Hi, Kur. The lens you choose is more important than which SLR camera body you get. For wildlife photography, you need fast focus and a "long" lens, meaning a focal length of 200mm or more. The SLR camera body gives you fast focus - faster than the "hybrid" or "mirrorless" cameras that also take interchangeable lenses.
The lens is the more important choice. Get the best one you can - the best "long" lenses have large maximum apertures like f/2.8. This will let in more light , meaning you can use higher shutter speeds to capture a galloping herd. These lenses also tend to have a switchable image stabilizer that keep your lens steady while you're panning a moving animal.
The best lenses are expensive, though. If you're looking to start small, look at the various 75-300mm lenses with built-in image stabilization. They're good lenses, they just need a little more light (or higher ISO) than the more expensive models.

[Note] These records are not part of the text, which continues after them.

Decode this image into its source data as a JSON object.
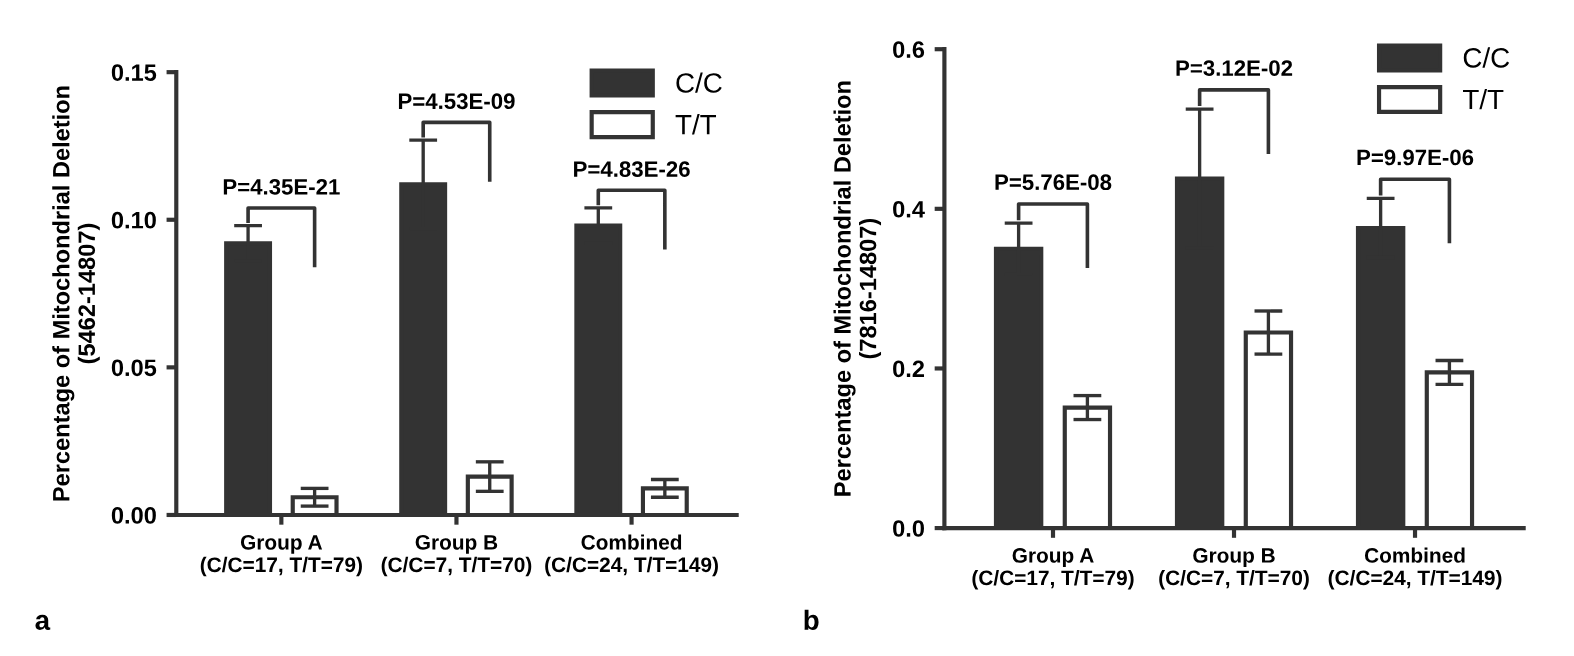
{
  "chart_data": [
    {
      "type": "bar",
      "ylabel": "Percentage of Mitochondrial Deletion\n(5462-14807)",
      "categories": [
        "Group A\n(C/C=17, T/T=79)",
        "Group B\n(C/C=7, T/T=70)",
        "Combined\n(C/C=24, T/T=149)"
      ],
      "series": [
        {
          "name": "C/C",
          "color": "#333333",
          "values": [
            0.092,
            0.112,
            0.098
          ],
          "errors": [
            0.006,
            0.015,
            0.006
          ]
        },
        {
          "name": "T/T",
          "color": "#ffffff",
          "values": [
            0.006,
            0.013,
            0.009
          ],
          "errors": [
            0.003,
            0.005,
            0.003
          ]
        }
      ],
      "ylim": [
        0,
        0.15
      ],
      "yticks": [
        {
          "value": 0,
          "label": "0.00"
        },
        {
          "value": 0.05,
          "label": "0.05"
        },
        {
          "value": 0.1,
          "label": "0.10"
        },
        {
          "value": 0.15,
          "label": "0.15"
        }
      ],
      "annotations": [
        "P=4.35E-21",
        "P=4.53E-09",
        "P=4.83E-26",
        "a"
      ],
      "legend": "top right",
      "grid": false
    },
    {
      "type": "bar",
      "ylabel": "Percentage of Mitochondrial Deletion\n(7816-14807)",
      "categories": [
        "Group A\n(C/C=17, T/T=79)",
        "Group B\n(C/C=7, T/T=70)",
        "Combined\n(C/C=24, T/T=149)"
      ],
      "series": [
        {
          "name": "C/C",
          "color": "#333333",
          "values": [
            0.35,
            0.438,
            0.376
          ],
          "errors": [
            0.032,
            0.087,
            0.037
          ]
        },
        {
          "name": "T/T",
          "color": "#ffffff",
          "values": [
            0.151,
            0.245,
            0.195
          ],
          "errors": [
            0.015,
            0.027,
            0.015
          ]
        }
      ],
      "ylim": [
        0,
        0.6
      ],
      "yticks": [
        {
          "value": 0,
          "label": "0.0"
        },
        0.2,
        0.4,
        0.6
      ],
      "annotations": [
        "P=5.76E-08",
        "P=3.12E-02",
        "P=9.97E-06",
        "b"
      ],
      "legend": "top right",
      "grid": false
    }
  ]
}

As for camera bodies, the T3i is a great choice. It's fine for action or anything that moves; that's what SLRs are great at. Here's our video about the T3i: http://www.crutchfield.com/learn/video-canon-eos-rebel-t3i-digital-slr-camera.html
Nikons are great, too. Canon and Nikon are the most popular because each has an extensive line of lenses available. Just make sure your camera body and lens are compatible with each other.
I hope this helps...any questions, please ask.
I would start with the Lenses and work backwards. This of lenses as an investment as they will work on your next DSLR where the DSRL Body is disposable after a few years.
For fast running animals, I would highly recommend starting with a 70-200mm f/2.8 like the Nikon or the Canon. I own the Nikon and it is a very fast and super accurate lens with the Nikon autofocus systems. Cheaper lenses don't autofocus as fast resulting is lots of out of focus shots unless you set to Focus Priority, which will then result is less than the advertised Framerate.
For wildlife I would also recommend a APS-C sized sensor as it will provide you with the same field of view as 105-300mm (Nikon) giving you extra "reach". The D7000 is a wonderful camera with 16MP APS-C sensor that has a fantastic autofocus system. This camera has been so popular that they are almost impossible to get your hands on (also the disasters in Asia over the past year haven't helped).
Hello Kur, what is your budget? That would be my 1st consideration.
Well Kur, now that I am a year late on this, how have you progressed?